YCNH and…

Top Photo: Immature plumaged yellow-crowned night-heron pays visit to wetlands.

Night-herons have been observed in our wetlands four, perhaps, five times. All but one of those birds was a yellow-crowned night-heron (YCNH), the other, a black-crowned night-heron (BCNH).

Immature yellow-crowned night-heron.

Of the YCNHs, one of them arrived in May and spent most of the 2011 summer. The other birds were only seen briefly, for one or a few days each.

As you might suspect, night-herons often hunt at night and sleep away the day, so there may have been others visiting during my 15 years at the museum and I simply didn’t see them tucked in for the day. And, I’m never here during the night hours.
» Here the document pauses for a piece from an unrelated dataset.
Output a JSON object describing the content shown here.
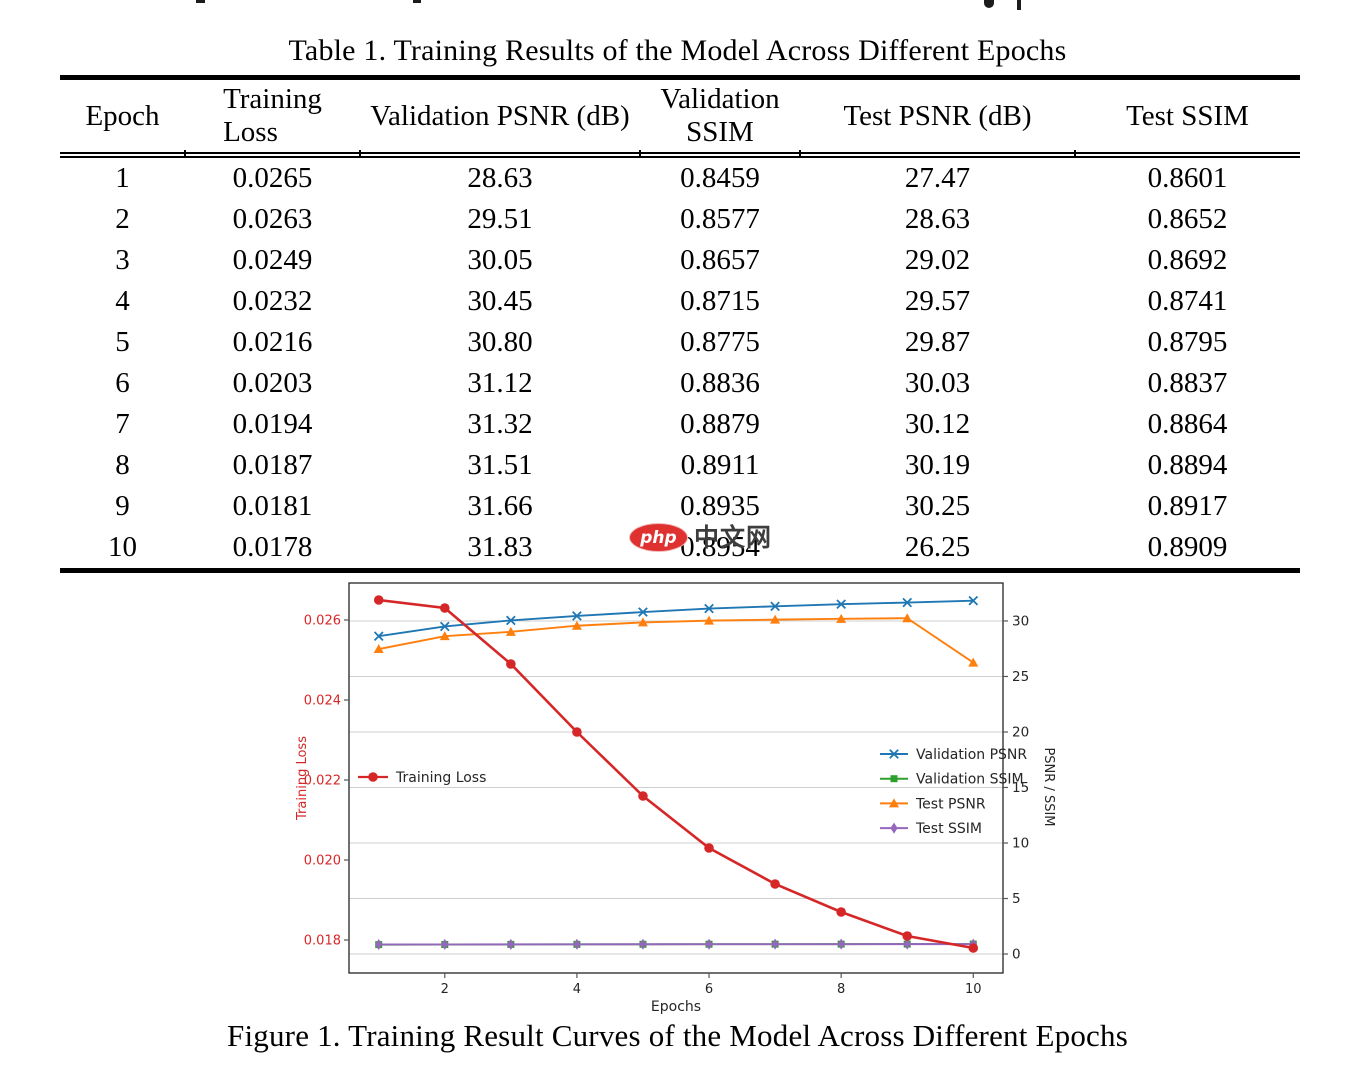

Night herons tend to move very slowly, methodically stalking their prey, though the one below clumsily leaped into the water after a crayfish, coming up with claw only.

In deep for a crayfish.

YCNHs eat a wide variety of aquatic and marine vertebrates and invertebrates. I always think first of fiddler crabs when the diet of YCNHs comes up (those small salt marsh crabs with one dual-purpose, oversized claw (used to attract mates and scare off competition). Salt marsh is where I’ve observed YCNHs most often prior to arriving in the North Carolina Piedmont. Here, my first thought concerning YCNH diet is crayfish.
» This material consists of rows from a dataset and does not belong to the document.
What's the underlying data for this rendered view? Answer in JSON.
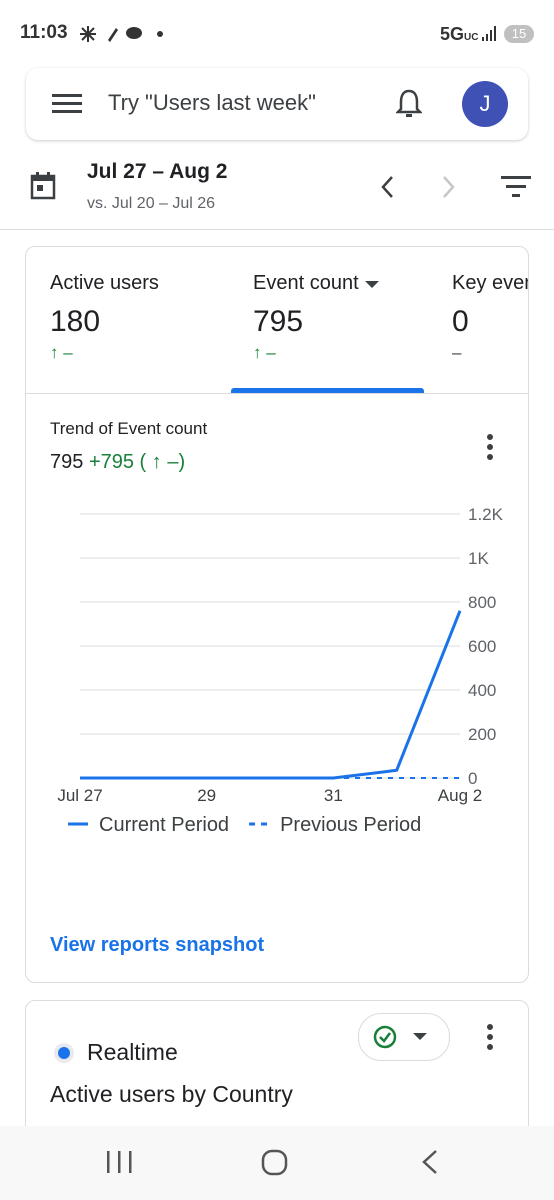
{
  "status_bar": {
    "time": "11:03",
    "network": "5G",
    "network_sub": "UC",
    "battery": "15"
  },
  "search": {
    "placeholder": "Try \"Users last week\"",
    "avatar": "J"
  },
  "date_range": {
    "title": "Jul 27 – Aug 2",
    "compare": "vs. Jul 20 – Jul 26"
  },
  "tabs": [
    {
      "label": "Active users",
      "value": "180",
      "change": "↑ –"
    },
    {
      "label": "Event count",
      "value": "795",
      "change": "↑ –"
    },
    {
      "label": "Key events",
      "value": "0",
      "change": "–"
    }
  ],
  "trend": {
    "title": "Trend of Event count",
    "total": "795",
    "delta": "+795 ( ↑ –)"
  },
  "chart_data": {
    "type": "line",
    "categories": [
      "Jul 27",
      null,
      "29",
      null,
      "31",
      null,
      "Aug 2"
    ],
    "series": [
      {
        "name": "Current Period",
        "color": "#1a73e8",
        "dashed": false,
        "values": [
          0,
          0,
          0,
          0,
          0,
          35,
          760
        ]
      },
      {
        "name": "Previous Period",
        "color": "#1a73e8",
        "dashed": true,
        "values": [
          0,
          0,
          0,
          0,
          0,
          0,
          0
        ]
      }
    ],
    "ylim": [
      0,
      1200
    ],
    "yticks": [
      0,
      200,
      400,
      600,
      800,
      {
        "value": 1000,
        "label": "1K"
      },
      {
        "value": 1200,
        "label": "1.2K"
      }
    ],
    "grid": true,
    "y_axis_side": "right"
  },
  "link": "View reports snapshot",
  "realtime": {
    "label": "Realtime",
    "title": "Active users by Country"
  }
}
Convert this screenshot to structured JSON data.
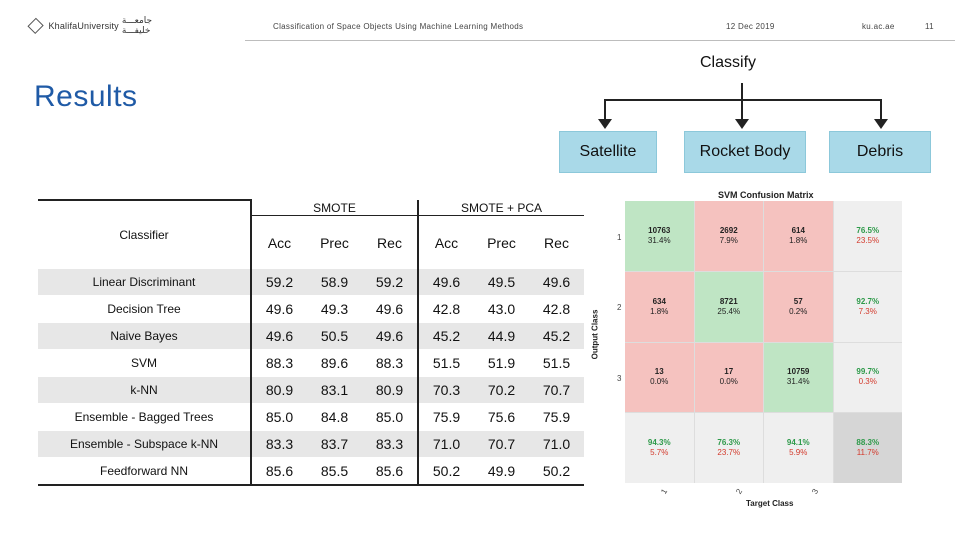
{
  "header": {
    "logo_en": "KhalifaUniversity",
    "logo_ar": "جامعـــة خليفـــة",
    "presentation_title": "Classification of Space Objects Using Machine Learning Methods",
    "date": "12 Dec 2019",
    "site": "ku.ac.ae",
    "page": "11"
  },
  "title": "Results",
  "classify": {
    "label": "Classify",
    "categories": [
      "Satellite",
      "Rocket Body",
      "Debris"
    ]
  },
  "table": {
    "classifier_header": "Classifier",
    "group1": "SMOTE",
    "group2": "SMOTE + PCA",
    "metrics": [
      "Acc",
      "Prec",
      "Rec",
      "Acc",
      "Prec",
      "Rec"
    ],
    "rows": [
      {
        "name": "Linear Discriminant",
        "values": [
          "59.2",
          "58.9",
          "59.2",
          "49.6",
          "49.5",
          "49.6"
        ]
      },
      {
        "name": "Decision Tree",
        "values": [
          "49.6",
          "49.3",
          "49.6",
          "42.8",
          "43.0",
          "42.8"
        ]
      },
      {
        "name": "Naive Bayes",
        "values": [
          "49.6",
          "50.5",
          "49.6",
          "45.2",
          "44.9",
          "45.2"
        ]
      },
      {
        "name": "SVM",
        "values": [
          "88.3",
          "89.6",
          "88.3",
          "51.5",
          "51.9",
          "51.5"
        ]
      },
      {
        "name": "k-NN",
        "values": [
          "80.9",
          "83.1",
          "80.9",
          "70.3",
          "70.2",
          "70.7"
        ]
      },
      {
        "name": "Ensemble - Bagged Trees",
        "values": [
          "85.0",
          "84.8",
          "85.0",
          "75.9",
          "75.6",
          "75.9"
        ]
      },
      {
        "name": "Ensemble - Subspace k-NN",
        "values": [
          "83.3",
          "83.7",
          "83.3",
          "71.0",
          "70.7",
          "71.0"
        ]
      },
      {
        "name": "Feedforward NN",
        "values": [
          "85.6",
          "85.5",
          "85.6",
          "50.2",
          "49.9",
          "50.2"
        ]
      }
    ]
  },
  "confusion_matrix": {
    "title": "SVM Confusion Matrix",
    "ylabel": "Output Class",
    "xlabel": "Target Class",
    "row_ticks": [
      "1",
      "2",
      "3"
    ],
    "col_ticks": [
      "1",
      "2",
      "3"
    ],
    "cells": [
      [
        {
          "v1": "10763",
          "v2": "31.4%",
          "kind": "g"
        },
        {
          "v1": "2692",
          "v2": "7.9%",
          "kind": "r"
        },
        {
          "v1": "614",
          "v2": "1.8%",
          "kind": "r"
        },
        {
          "v1": "76.5%",
          "v2": "23.5%",
          "kind": "s"
        }
      ],
      [
        {
          "v1": "634",
          "v2": "1.8%",
          "kind": "r"
        },
        {
          "v1": "8721",
          "v2": "25.4%",
          "kind": "g"
        },
        {
          "v1": "57",
          "v2": "0.2%",
          "kind": "r"
        },
        {
          "v1": "92.7%",
          "v2": "7.3%",
          "kind": "s"
        }
      ],
      [
        {
          "v1": "13",
          "v2": "0.0%",
          "kind": "r"
        },
        {
          "v1": "17",
          "v2": "0.0%",
          "kind": "r"
        },
        {
          "v1": "10759",
          "v2": "31.4%",
          "kind": "g"
        },
        {
          "v1": "99.7%",
          "v2": "0.3%",
          "kind": "s"
        }
      ],
      [
        {
          "v1": "94.3%",
          "v2": "5.7%",
          "kind": "s"
        },
        {
          "v1": "76.3%",
          "v2": "23.7%",
          "kind": "s"
        },
        {
          "v1": "94.1%",
          "v2": "5.9%",
          "kind": "s"
        },
        {
          "v1": "88.3%",
          "v2": "11.7%",
          "kind": "t"
        }
      ]
    ]
  }
}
Red object in bill is crayfish claw.
Close-up of claw.

Though YCNHs nest locally, they’ve never nested in our wetland (while I’ve been here). Each time I see one here I ponder whether or not they’d return the following year with others of their kind. And, though I don’t like the idea of us having sufficient invasive red swamp crayfish in our wetlands to make that possible, I secretly hope there’s enough of the dreaded beasts present to bring the birds back for nesting. It hasn’t happened yet.

The bird was still present on August 9 as this was posted, so get out there and have a look.

Though I don’t like the crayfish, it would be nice to have breeding YCNHs in the wetlands (Note large eye, better for night hunting).

There’s been at least five green herons hunting the wetlands while the YCNH visits us. And a great egret (below) showed up this morning (8.9.23). So, you’re bound to get a good view of one or the other. Who knows what’ll show up!

Great egret (8.9.23).

2 responses to YCNH and…

  1. Sammie says:

    You did it!!! I love the pictures, You got him catching and eating the Dreaded Red Swamp Craw fish!!! Besides the beautiful one close up!

    • gregdodge says:

      I saw the heron do the same this afternoon. Stalking slow and steady, it came down with a great splash! The whole crayfish came up with the heron, but it broke off at the claw as the heron turned back towards shore to eat the beast, and a claw was all the heron got.